Ogni angolo della terra può diventare Lourdes, se ci doniamo a vicenda.
Ma Dio dov’è quando soffro? dov’è quando non trovo vie di uscita a una situazione difficile? dov’è quando mi viene a mancare la forza di continuare a lottare? dov’è quando mi sento abbandonato da tutti perché ho perso l’onore? E’ accanto a me, prigioniero con me, disonorato, deluso, stanco, inchiodato alla croce, non mi lascia solo, se in Lui confido.
A Lourdes ho visto questa realtà in quelle mamme e papà che accompagnano i loro figli feriti, e li accompagnano sorridendo e cantando; l’ho visto negli occhi di Barbara, di Luca, di Luciano da oltre 50 anni in carrozzella, che dipende in tutto da tutti; l’ho sentito nelle parole di fiducia di Maria Assunta, una giovane che è in attesa del trapianto totale di intestino perché il suo è totalmente inerte ed è nutrita solo con sonde e apparecchi elettrici che si è portata da casa come in un ospedale ambulante.
L’ho sentito nel canto di Antonietta che, per far stare calmo suo figlio Francesco, deve sempre cantare. Canta, sorride e piange.
A Lourdes si vedono malati, anche intubati o attaccati alla flebo, in Basilica, in piazza, in processione coi loro supporti per la nutrizione, l’aerazione e quant’altro è necessario per la loro vita. Tutto è possibile perché l’amore non conosce ostacoli, fa miracoli.
Carla e Barbara
Non sono le parole che parlano, sono i gesti, gli sguardi, i sorrisi, le preghiere silenziose. Una sera alla Grotta ero vicina a una signora in carrozzella che teneva gli occhi chiusi.
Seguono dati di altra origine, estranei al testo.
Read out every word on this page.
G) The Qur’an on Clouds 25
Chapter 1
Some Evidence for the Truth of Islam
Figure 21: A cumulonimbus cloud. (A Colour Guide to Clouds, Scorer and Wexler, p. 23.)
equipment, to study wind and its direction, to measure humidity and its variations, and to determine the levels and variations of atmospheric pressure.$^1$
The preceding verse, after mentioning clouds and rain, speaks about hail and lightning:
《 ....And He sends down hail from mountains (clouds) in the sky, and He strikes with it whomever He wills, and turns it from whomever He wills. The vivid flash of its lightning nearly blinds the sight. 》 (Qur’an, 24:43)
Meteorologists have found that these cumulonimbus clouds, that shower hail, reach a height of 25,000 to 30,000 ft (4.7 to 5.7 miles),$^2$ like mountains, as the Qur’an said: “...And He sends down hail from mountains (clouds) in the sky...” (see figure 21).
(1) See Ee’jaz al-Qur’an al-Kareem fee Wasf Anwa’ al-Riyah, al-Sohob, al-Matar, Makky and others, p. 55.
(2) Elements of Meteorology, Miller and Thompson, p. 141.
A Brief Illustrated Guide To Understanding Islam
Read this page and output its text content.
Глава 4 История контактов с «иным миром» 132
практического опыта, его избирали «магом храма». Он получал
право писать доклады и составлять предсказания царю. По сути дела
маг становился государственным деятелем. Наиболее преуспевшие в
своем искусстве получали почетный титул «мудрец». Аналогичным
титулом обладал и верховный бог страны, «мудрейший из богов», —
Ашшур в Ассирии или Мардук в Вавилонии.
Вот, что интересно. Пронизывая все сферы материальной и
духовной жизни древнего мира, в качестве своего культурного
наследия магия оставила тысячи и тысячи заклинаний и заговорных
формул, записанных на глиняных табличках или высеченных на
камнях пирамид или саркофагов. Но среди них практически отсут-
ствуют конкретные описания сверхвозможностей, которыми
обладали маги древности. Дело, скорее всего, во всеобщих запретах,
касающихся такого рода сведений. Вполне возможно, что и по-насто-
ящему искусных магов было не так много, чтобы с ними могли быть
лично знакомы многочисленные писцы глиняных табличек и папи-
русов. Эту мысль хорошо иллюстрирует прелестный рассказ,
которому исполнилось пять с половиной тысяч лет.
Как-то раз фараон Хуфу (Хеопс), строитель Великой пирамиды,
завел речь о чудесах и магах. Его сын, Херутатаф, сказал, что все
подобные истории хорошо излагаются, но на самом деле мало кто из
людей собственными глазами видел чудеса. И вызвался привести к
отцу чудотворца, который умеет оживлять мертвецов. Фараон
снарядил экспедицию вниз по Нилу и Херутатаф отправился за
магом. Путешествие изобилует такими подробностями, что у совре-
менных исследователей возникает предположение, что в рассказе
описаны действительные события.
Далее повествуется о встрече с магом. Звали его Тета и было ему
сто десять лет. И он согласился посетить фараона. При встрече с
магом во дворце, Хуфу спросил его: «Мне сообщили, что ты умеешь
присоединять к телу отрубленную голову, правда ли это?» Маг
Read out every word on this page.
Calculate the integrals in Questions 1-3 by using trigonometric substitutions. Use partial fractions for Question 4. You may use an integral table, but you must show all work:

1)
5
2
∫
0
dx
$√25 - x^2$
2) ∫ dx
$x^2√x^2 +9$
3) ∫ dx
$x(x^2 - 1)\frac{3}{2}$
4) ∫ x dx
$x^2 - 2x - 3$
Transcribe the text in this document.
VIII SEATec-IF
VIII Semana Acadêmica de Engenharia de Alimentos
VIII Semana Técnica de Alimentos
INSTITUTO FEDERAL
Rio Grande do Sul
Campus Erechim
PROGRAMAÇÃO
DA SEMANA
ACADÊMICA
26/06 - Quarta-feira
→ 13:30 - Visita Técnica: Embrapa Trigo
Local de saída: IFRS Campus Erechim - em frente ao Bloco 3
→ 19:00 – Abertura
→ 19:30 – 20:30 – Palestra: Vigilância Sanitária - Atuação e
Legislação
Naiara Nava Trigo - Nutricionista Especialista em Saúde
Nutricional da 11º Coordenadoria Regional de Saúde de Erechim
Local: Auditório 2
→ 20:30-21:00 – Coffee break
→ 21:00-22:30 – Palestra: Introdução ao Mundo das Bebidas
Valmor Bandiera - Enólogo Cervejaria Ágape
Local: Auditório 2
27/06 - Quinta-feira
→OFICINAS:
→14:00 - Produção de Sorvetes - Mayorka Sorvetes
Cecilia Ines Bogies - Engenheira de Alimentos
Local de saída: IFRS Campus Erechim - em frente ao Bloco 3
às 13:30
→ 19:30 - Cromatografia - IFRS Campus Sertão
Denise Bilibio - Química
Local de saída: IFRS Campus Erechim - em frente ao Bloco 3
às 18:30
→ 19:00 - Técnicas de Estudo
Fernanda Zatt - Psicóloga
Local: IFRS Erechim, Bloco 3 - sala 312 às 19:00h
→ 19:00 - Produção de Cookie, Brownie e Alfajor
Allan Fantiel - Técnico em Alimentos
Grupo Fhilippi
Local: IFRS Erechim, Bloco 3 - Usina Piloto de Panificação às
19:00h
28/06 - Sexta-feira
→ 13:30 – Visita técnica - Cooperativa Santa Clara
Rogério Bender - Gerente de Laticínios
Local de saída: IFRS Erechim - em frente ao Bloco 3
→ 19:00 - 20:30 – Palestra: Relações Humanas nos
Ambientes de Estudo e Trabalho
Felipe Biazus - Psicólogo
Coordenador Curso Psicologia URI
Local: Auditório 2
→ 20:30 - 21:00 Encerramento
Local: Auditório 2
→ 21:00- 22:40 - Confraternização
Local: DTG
Dietro lei c’era un signore, forse il marito, che da dietro le spalle la abbracciava e, mettendole le mani sugli occhi, le teneva alzate le palpebre per farle vedere la Madonna (probabilmente lei non poteva alzarle). Stettero in quella posizione parecchio tempo, lui ogni tanto le sussurrava qualcosa all’orecchio. Erano solo una fessura quegli occhi ma chissà cosa avranno detto alla Mamma…“Guardami tu, è più importante che vederti io?…”. Non dimenticherò mai quella scena unica nel suo genere, ma a Lourdes tutto è “unico”. Partendo dalla Grotta quella sera ho chiesto a Maria per me, per ognuno di noi di tenerci aperti gli occhi dello spirito per vedere come Lei, in ogni persona un figlio di suo Figlio e di amarlo come lo ama lei.
Sarebbe davvero il Paradiso in terra, perché il Paradiso è amore.